Contudo, os relatos de golpes no Pure são vários. De pessoas que se encontram com outras e cobram por sexo até perfis falsos. O aplicativo afirma que tenta coibir ao máximo, e sempre sabe onde seus clientes estão.

No Tinder, os relatos são menos frequentes, mas especificamente em São Petersburgo, a mais turística das onze cidades-sede, há um golpe conhecido. A armação envolve encontros marcados em bares da região.

Dois golpes seguidos

Um inglês chamado Dave, que prefere não revelar o sobrenome, caiu no golpe do Tinder duas vezes na mesma noite. Em 2017, marcou um encontro em São Petesburgo com uma garota que conheceu no app horas após o match.
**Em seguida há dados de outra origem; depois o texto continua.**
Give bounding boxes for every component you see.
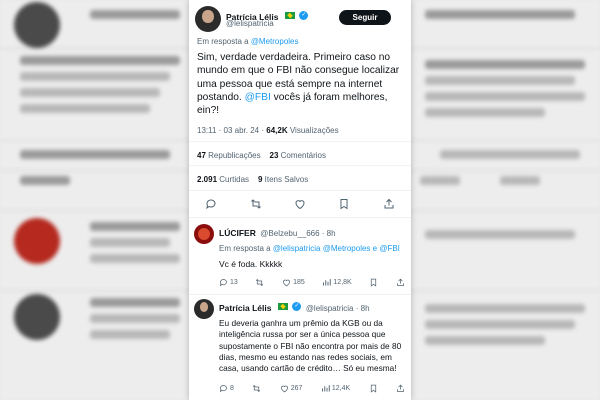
mention-link[interactable]: @FBI [245,92,271,103]
like-button[interactable] [294,198,306,210]
reply-prefix: Em resposta a [219,244,271,253]
views-count: 12,4K [331,385,351,392]
bookmarks-label: Itens Salvos [264,175,309,184]
reply-context: Em resposta a @lelispatricia @Metropoles… [219,243,405,254]
views-count: 64,2K [266,126,288,135]
reply-prefix: Em resposta a [197,37,249,46]
reposts-count: 47 [197,151,206,160]
tweet-thread-card: Patrícia Lélis ✓ @lelispatricia Seguir E… [189,0,411,400]
bookmark-icon [340,199,348,210]
quotes-label: Comentários [280,151,327,160]
quotes-count: 23 [269,151,279,160]
views-icon [323,279,332,286]
repost-icon [253,384,261,393]
share-button[interactable] [396,384,405,393]
author-handle[interactable]: @lelispatricia [226,19,274,28]
brazil-flag-icon [277,303,288,311]
divider [189,141,411,142]
bookmark-button[interactable] [338,198,350,210]
likes-count: 267 [290,385,303,392]
avatar[interactable] [194,299,214,319]
reply-icon [219,385,227,393]
share-icon [397,384,404,392]
reply-text: Vc é foda. Kkkkk [219,259,283,269]
reposts-label: Republicações [208,151,261,160]
tweet-text: Sim, verdade verdadeira. Primeiro caso n… [197,51,407,117]
avatar[interactable] [194,224,214,244]
replies-count: 13 [230,279,238,286]
verified-badge-icon: ✓ [299,11,309,21]
reposts-stat[interactable]: 47 Republicações [197,151,261,160]
author-handle[interactable]: @lelispatricia · 8h [306,304,370,313]
bookmarks-count: 9 [257,175,263,184]
main-tweet-actions [189,198,411,210]
reply-icon [219,279,227,287]
like-button[interactable]: 267 [280,384,303,393]
tweet-meta: 13:11 · 03 abr. 24 · 64,2K Visualizações [197,126,339,135]
quotes-stat[interactable]: 23 Comentários [270,151,327,160]
reply-tweet[interactable]: LÚCIFER @Belzebu__666 · 8h Em resposta a… [189,221,411,295]
repost-button[interactable] [250,198,262,210]
views-icon [321,385,330,392]
share-button[interactable] [396,278,405,287]
engagement-stats-row: 2.091 Curtidas 9 Itens Salvos [197,175,308,184]
like-icon [280,385,288,393]
follow-button[interactable]: Seguir [339,10,391,25]
reply-actions: 13 185 12,8K [219,278,405,287]
bookmark-icon [370,384,376,393]
views-button[interactable]: 12,4K [321,384,350,393]
share-button[interactable] [383,198,395,210]
reply-actions: 8 267 12,4K [219,384,405,393]
avatar[interactable] [195,6,221,32]
main-tweet-header: Patrícia Lélis ✓ @lelispatricia Seguir [189,4,411,36]
bookmark-button[interactable] [369,278,378,287]
divider [189,217,411,218]
reply-text: Eu deveria ganhra um prêmio da KGB ou da… [219,318,402,374]
views-button[interactable]: 12,8K [322,278,352,287]
author-name[interactable]: LÚCIFER [219,228,256,238]
repost-button[interactable] [252,384,261,393]
divider [189,165,411,166]
bookmarks-stat[interactable]: 9 Itens Salvos [258,175,308,184]
brazil-flag-icon [284,12,295,20]
share-icon [384,198,394,209]
tweet-timestamp[interactable]: 13:11 · 03 abr. 24 · [197,126,264,135]
replies-count: 8 [230,385,234,392]
reply-tweet[interactable]: Patrícia Lélis ✓ @lelispatricia · 8h Eu … [189,296,411,400]
bookmark-icon [371,278,377,287]
reply-button[interactable]: 8 [219,384,234,393]
views-count: 12,8K [333,279,352,286]
reply-to-link[interactable]: @lelispatricia @Metropoles e @FBI [273,244,400,253]
reply-to-link[interactable]: @Metropoles [251,37,299,46]
reply-button[interactable]: 13 [219,278,238,287]
reply-icon [206,199,216,210]
like-icon [283,279,290,287]
reply-button[interactable] [205,198,217,210]
repost-icon [250,199,261,209]
likes-count: 185 [293,279,305,286]
reply-context: Em resposta a @Metropoles [197,37,299,46]
author-handle[interactable]: @Belzebu__666 · 8h [260,229,335,238]
engagement-stats-row: 47 Republicações 23 Comentários [197,151,326,160]
divider [189,190,411,191]
bookmark-button[interactable] [369,384,378,393]
like-icon [295,200,305,210]
like-button[interactable]: 185 [282,278,305,287]
likes-stat[interactable]: 2.091 Curtidas [197,175,249,184]
repost-icon [256,278,264,287]
likes-label: Curtidas [219,175,250,184]
likes-count: 2.091 [197,175,218,184]
verified-badge-icon: ✓ [292,302,302,312]
divider [189,294,411,295]
repost-button[interactable] [255,278,264,287]
views-label: Visualizações [289,126,339,135]
author-name[interactable]: Patrícia Lélis [219,303,271,313]
share-icon [397,278,404,286]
Ela o levou para um bar na principal avenida da cidade, que estava vazio, e quis pedir uma garrafa de vinho que custava o equivalente a cerca de R$600. Diante da recusa, pediu um coquetel, que ele não viu o preço. Ao fim da bebida, a moça o chamou para ir embora e, na conta, o coquetel também custava R$ 600. Acuado pelos seguranças, teve que pagar. Ao sair do bar, a mulher, muito atrativa, segundo Dave, foi embora.

Encerrado o ocorrido, ele voltou ao Tinder minutos depois. Logo conseguiu mais uma combinação, e foi ao encontro de outra garota naquele mesmo sábado. Dessa vez, após roteiro semelhante, o prejuízo chegou a R$ 7.500.

— E ainda cometi o erro de sair com cartões de crédito. Me dei mal — lembra.

Procurado, o Tinder Rússia não quis comentar o tema.